Anniversary Reflections

We celebrated our one-year anniversary yesterday. One year to the day since we walked away from our computers, stuffed animals, Christmas decorations, and thousands of memories. "Treat it as a fire," we were counseled. Below is our kitchen as we left it that night.

We took our cell phones with us. Mine was 2 months old. The battery burst two days after we left. The Verizon guy said he'd never seen anything like it.

We left our home without an air test or an ERMI test. We left because we were sick. We left because my tongue was black and Reagan's vertigo would not go away. We left because the migraines were no better and my memory was getting worse. We tried twice to remediate the mold. We replaced virtually all the carpet, re-tiled the bathrooms, replaced our clothes, cleaned the vents, and spent thousands of dollars. But the rashes remained.

We left on a Saturday night and Monday morning I took the kids to school from a hotel. Life would go on as normal. All we needed was to get away from the house and all would be well. I knew nothing about our genetic pre-disposition.

We moved into a rental home the next weekend. Much smaller, but brand new and safe. Our community graciously showered us with gift cards, furniture, and clothing. I had hesitations about the used clothing. The stress of creating a new environment was just beginning.

I found myself waking in the middle of the night with accusations piercing my soul. "You fool. You didn’t need to leave. Your kids aren't that sick. Your house is fine. What if people are helping you for no reason?" The doubts hovered relentlessly. Chris, who was tough to convince at first, became my voice of reason and truth. "Look at your timeline. Look at the symptoms."

The kids didn’t get better as hoped. My rash was improving but my depression was not. We took Colin to the emergency room 10 days after we vacated. His head was "exploding." I had numerous email exchanges with our toxicologist. He used phrases such as fungal colonization and chemical sensitivity. Foreign concepts to a mold rookie.

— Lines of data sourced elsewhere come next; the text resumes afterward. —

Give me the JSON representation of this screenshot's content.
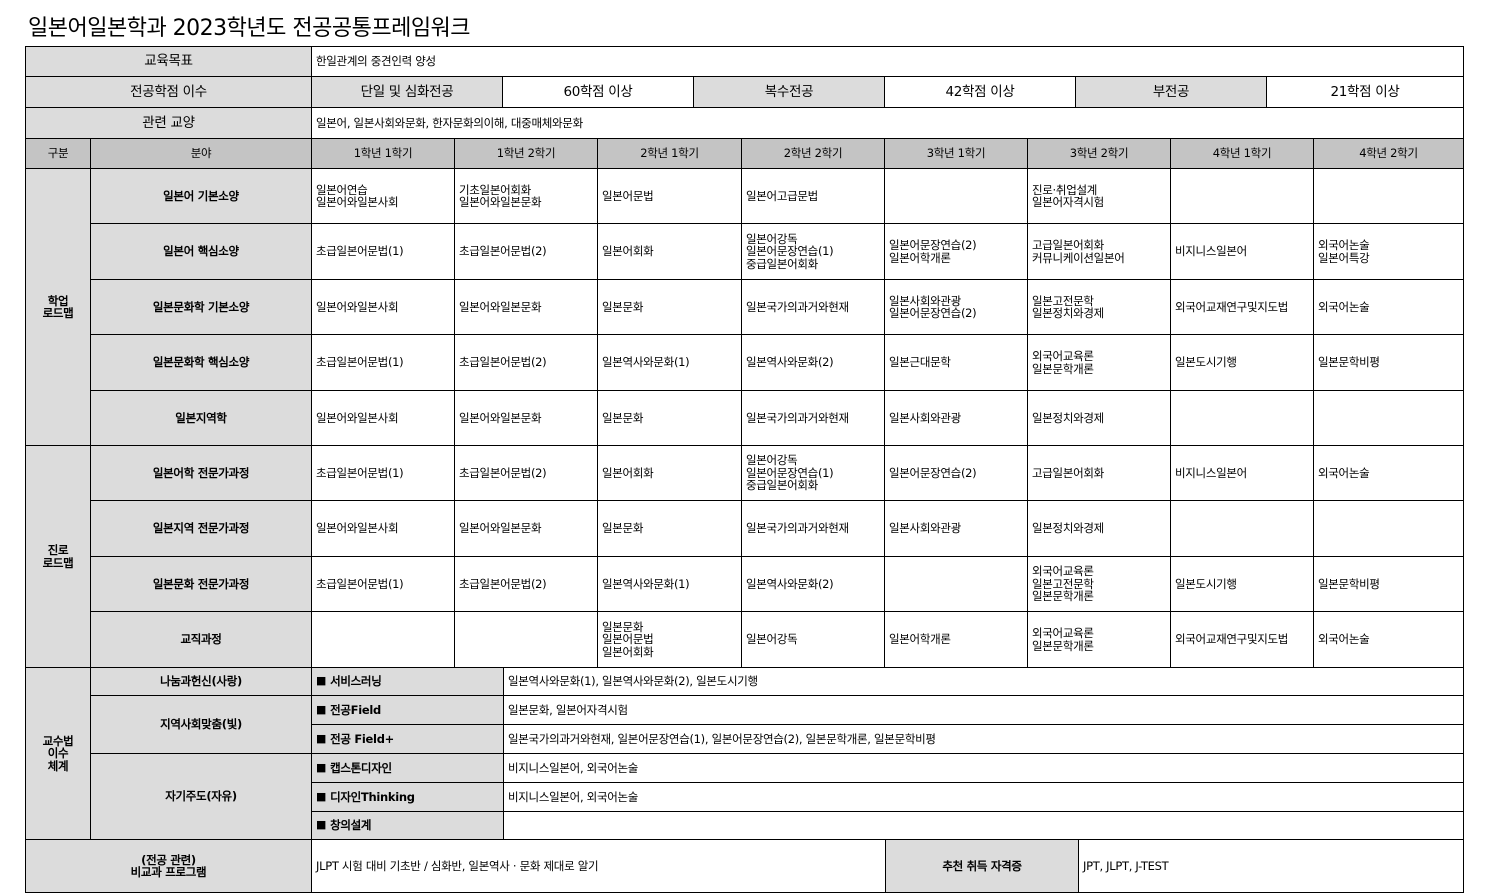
{
  "title": "일본어일본학과 2023학년도 전공공통프레임워크",
  "goal": {
    "label": "교육목표",
    "value": "한일관계의 중견인력 양성"
  },
  "credits": {
    "label": "전공학점 이수",
    "items": [
      {
        "label": "단일 및 심화전공",
        "value": "60학점 이상"
      },
      {
        "label": "복수전공",
        "value": "42학점 이상"
      },
      {
        "label": "부전공",
        "value": "21학점 이상"
      }
    ]
  },
  "liberal": {
    "label": "관련 교양",
    "value": "일본어, 일본사회와문화, 한자문화의이해, 대중매체와문화"
  },
  "columns": [
    "구분",
    "분야",
    "1학년 1학기",
    "1학년 2학기",
    "2학년 1학기",
    "2학년 2학기",
    "3학년 1학기",
    "3학년 2학기",
    "4학년 1학기",
    "4학년 2학기"
  ],
  "roadmaps": [
    {
      "group": "학업\n로드맵",
      "rows": [
        {
          "field": "일본어 기본소양",
          "courses": [
            "일본어연습\n일본어와일본사회",
            "기초일본어회화\n일본어와일본문화",
            "일본어문법",
            "일본어고급문법",
            "",
            "진로·취업설계\n일본어자격시험",
            "",
            ""
          ]
        },
        {
          "field": "일본어 핵심소양",
          "courses": [
            "초급일본어문법(1)",
            "초급일본어문법(2)",
            "일본어회화",
            "일본어강독\n일본어문장연습(1)\n중급일본어회화",
            "일본어문장연습(2)\n일본어학개론",
            "고급일본어회화\n커뮤니케이션일본어",
            "비지니스일본어",
            "외국어논술\n일본어특강"
          ]
        },
        {
          "field": "일본문화학 기본소양",
          "courses": [
            "일본어와일본사회",
            "일본어와일본문화",
            "일본문화",
            "일본국가의과거와현재",
            "일본사회와관광\n일본어문장연습(2)",
            "일본고전문학\n일본정치와경제",
            "외국어교재연구및지도법",
            "외국어논술"
          ]
        },
        {
          "field": "일본문화학 핵심소양",
          "courses": [
            "초급일본어문법(1)",
            "초급일본어문법(2)",
            "일본역사와문화(1)",
            "일본역사와문화(2)",
            "일본근대문학",
            "외국어교육론\n일본문학개론",
            "일본도시기행",
            "일본문학비평"
          ]
        },
        {
          "field": "일본지역학",
          "courses": [
            "일본어와일본사회",
            "일본어와일본문화",
            "일본문화",
            "일본국가의과거와현재",
            "일본사회와관광",
            "일본정치와경제",
            "",
            ""
          ]
        }
      ]
    },
    {
      "group": "진로\n로드맵",
      "rows": [
        {
          "field": "일본어학 전문가과정",
          "courses": [
            "초급일본어문법(1)",
            "초급일본어문법(2)",
            "일본어회화",
            "일본어강독\n일본어문장연습(1)\n중급일본어회화",
            "일본어문장연습(2)",
            "고급일본어회화",
            "비지니스일본어",
            "외국어논술"
          ]
        },
        {
          "field": "일본지역 전문가과정",
          "courses": [
            "일본어와일본사회",
            "일본어와일본문화",
            "일본문화",
            "일본국가의과거와현재",
            "일본사회와관광",
            "일본정치와경제",
            "",
            ""
          ]
        },
        {
          "field": "일본문화 전문가과정",
          "courses": [
            "초급일본어문법(1)",
            "초급일본어문법(2)",
            "일본역사와문화(1)",
            "일본역사와문화(2)",
            "",
            "외국어교육론\n일본고전문학\n일본문학개론",
            "일본도시기행",
            "일본문학비평"
          ]
        },
        {
          "field": "교직과정",
          "courses": [
            "",
            "",
            "일본문화\n일본어문법\n일본어회화",
            "일본어강독",
            "일본어학개론",
            "외국어교육론\n일본문학개론",
            "외국어교재연구및지도법",
            "외국어논술"
          ]
        }
      ]
    }
  ],
  "teaching": {
    "group": "교수법\n이수\n체계",
    "categories": [
      {
        "name": "나눔과헌신(사랑)",
        "items": [
          {
            "label": "서비스러닝",
            "courses": "일본역사와문화(1), 일본역사와문화(2), 일본도시기행"
          }
        ]
      },
      {
        "name": "지역사회맞춤(빛)",
        "items": [
          {
            "label": "전공Field",
            "courses": "일본문화, 일본어자격시험"
          },
          {
            "label": "전공 Field+",
            "courses": "일본국가의과거와현재, 일본어문장연습(1), 일본어문장연습(2), 일본문학개론, 일본문학비평"
          }
        ]
      },
      {
        "name": "자기주도(자유)",
        "items": [
          {
            "label": "캡스톤디자인",
            "courses": "비지니스일본어, 외국어논술"
          },
          {
            "label": "디자인Thinking",
            "courses": "비지니스일본어, 외국어논술"
          },
          {
            "label": "창의설계",
            "courses": ""
          }
        ]
      }
    ]
  },
  "extra": {
    "label": "(전공 관련)\n비교과 프로그램",
    "value": "JLPT 시험 대비 기초반 / 심화반, 일본역사 · 문화 제대로 알기",
    "cert_label": "추천 취득 자격증",
    "cert_value": "JPT, JLPT, J-TEST"
  }
}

We needed medical help. I tried through our family physician. He knew something about mold. A relative's home was demolished because of it. I asked for specific lab tests. I set up a conference call with a mold specialist. Little response. Weeks went by. I tried our pediatrician. I begged her to write a referral to a mold specialist in Arizona. She chastised and scolded me. Discouraged me from "traipsing off to Arizona." Besides, she said, insurance won't cover this "in a million years."

She was right about the insurance company. Wrong about the help. I took Colin and Reagan to Arizona. Within the first hour of our first exam I got the answers I desperately needed. Pieces of the puzzle were coming together. We decided to "vacation" in Arizona for a few weeks to learn the new regimen of diet, supplements, and nasal sprays.

Weeks turned to months and obstacles came our way. One right after another. Slowly the older children made their way to the desert. And the reality of our mold exposure hit. We were sicker than we realized. Even Chris did not come through unscathed.

Two nights ago we gathered as a family and talked about this last year. The 5 houses, the decisions, and our progress.

"We haven't had to go to the hospital in a long time."

"The ringing in my ear has gone down."

"I can read again."

"Mom's memory is better."

"I can sleep."

I no longer wonder if it was a good decision to leave. I can't imagine if we hadn't. I marvel that we have a new chance at life.

And I look at the lessons so painfully learned. Symptoms are a gift. We have to be proactive when it comes to our health. An open mind is a necessity. Environmental illness is rampant.

Obstacles can be a source of despair. Or opportunity.

I don't know what this next year holds for our family. Uncertainties abound and health issues remain. Roadblocks are surely just ahead. I take heart in these words of Henry Ward Beecher,

"Affliction comes to us all, not to make us sad, but sober; not to make us sorry, but to make us wise; not to make us despondent, but by its darkness to refresh us as the night refreshes the day; not to impoverish, but to enrich us."